- Schema:
GRANTS_TO_USERS View¶
This Account Usage view can be used to query the roles that have been granted to a user.
Columns¶
Column Name |
Data Type |
Description |
|---|---|---|
CREATED_ON |
TIMESTAMP_LTZ |
Time and date (in the UTC time zone) when the role is granted. |
DELETED_ON |
TIMESTAMP_LTZ |
Time and date (in the UTC time zone) when the role is revoked. |
ROLE |
VARCHAR |
Identifier for the role granted to the user. |
GRANTED_TO |
VARCHAR |
For this view, the value is |
GRANTEE_NAME |
VARCHAR |
Name of the user to whom the privilege is granted. |
GRANTED_BY |
VARCHAR |
Identifier for the role that granted the privilege. |
Usage Notes¶
Latency for the view may be up to 120 minutes (2 hours).
This view records current grants and historical grants, including grants that were revoked and granted again. When a single grant occurs and as long as it remains active (i.e. not revoked):
The view includes one row for the grant of the same role to the same user.
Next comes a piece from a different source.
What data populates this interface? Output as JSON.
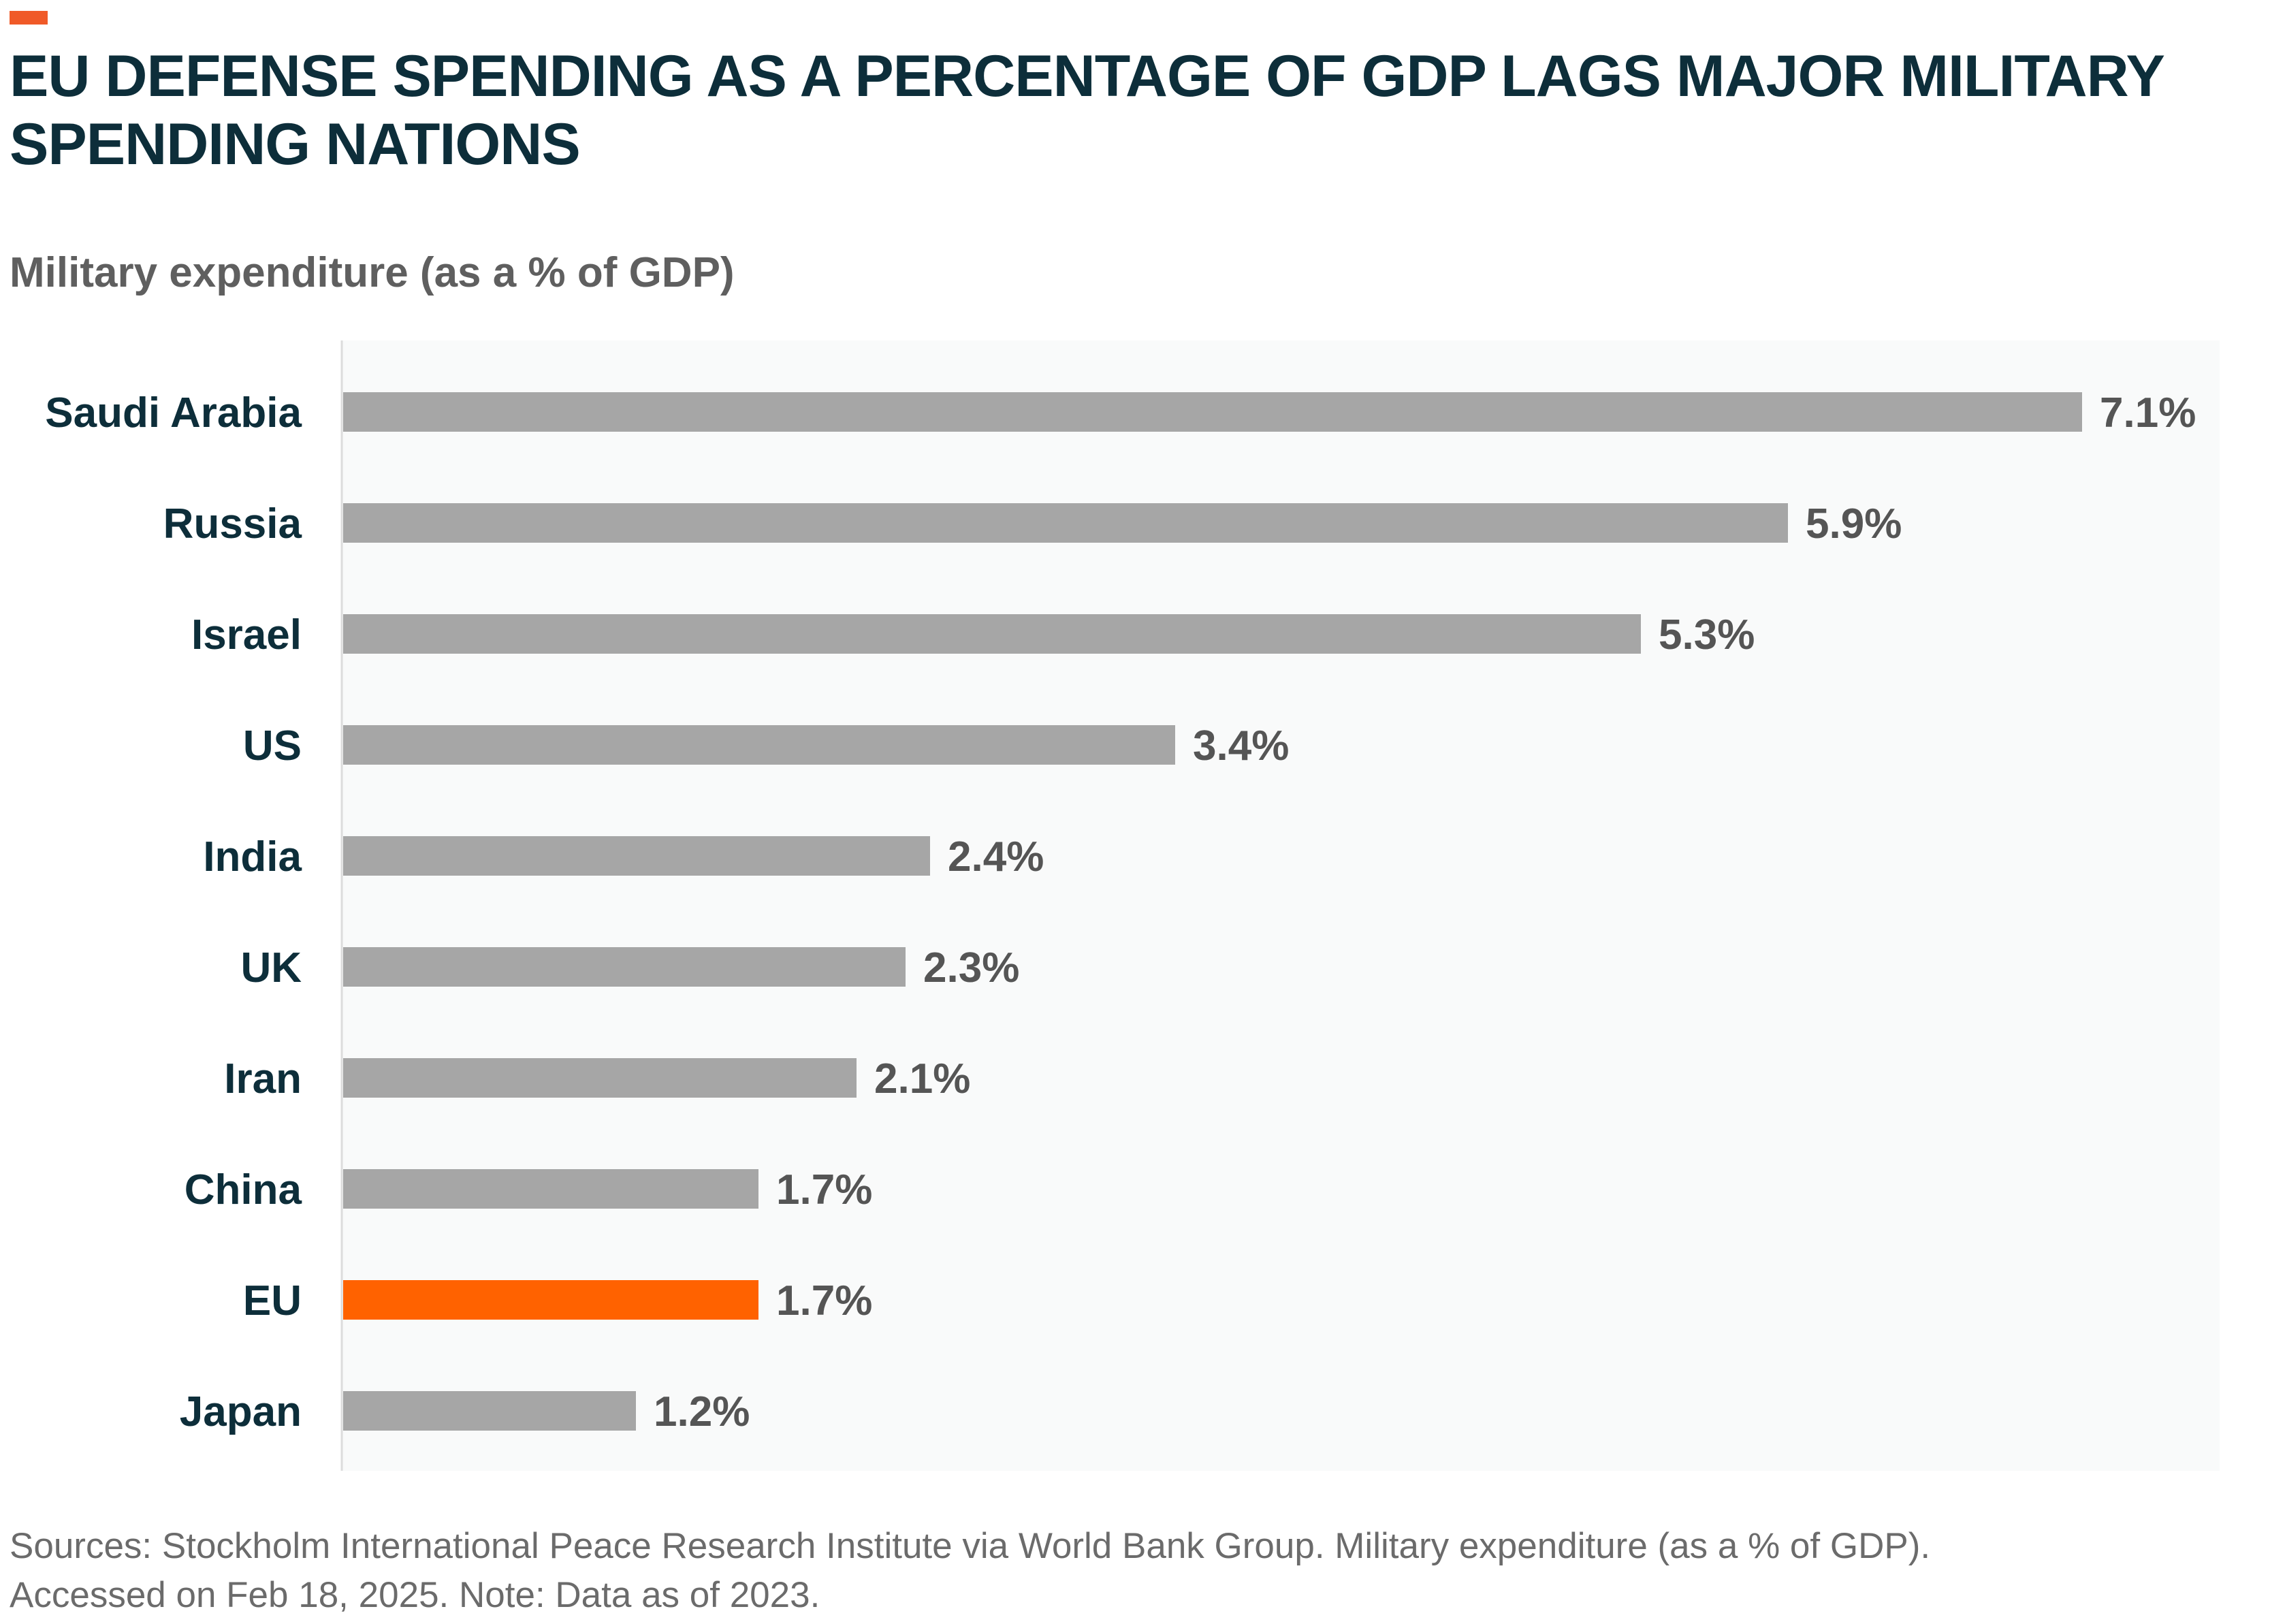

A regrant of the same role to the same user is not recorded as a new row. Instead, the DELETED_ON column remains NULL while the grant is active.
When a grant is revoked from the user, the DELETED_ON column for the grant is updated from NULL to the timestamp when the grant was revoked.
After revoking the role from the user, a grant of the same role to the same user is recorded in a new row. In this new row, the DELETED_ON column value is NULL because the grant is now active.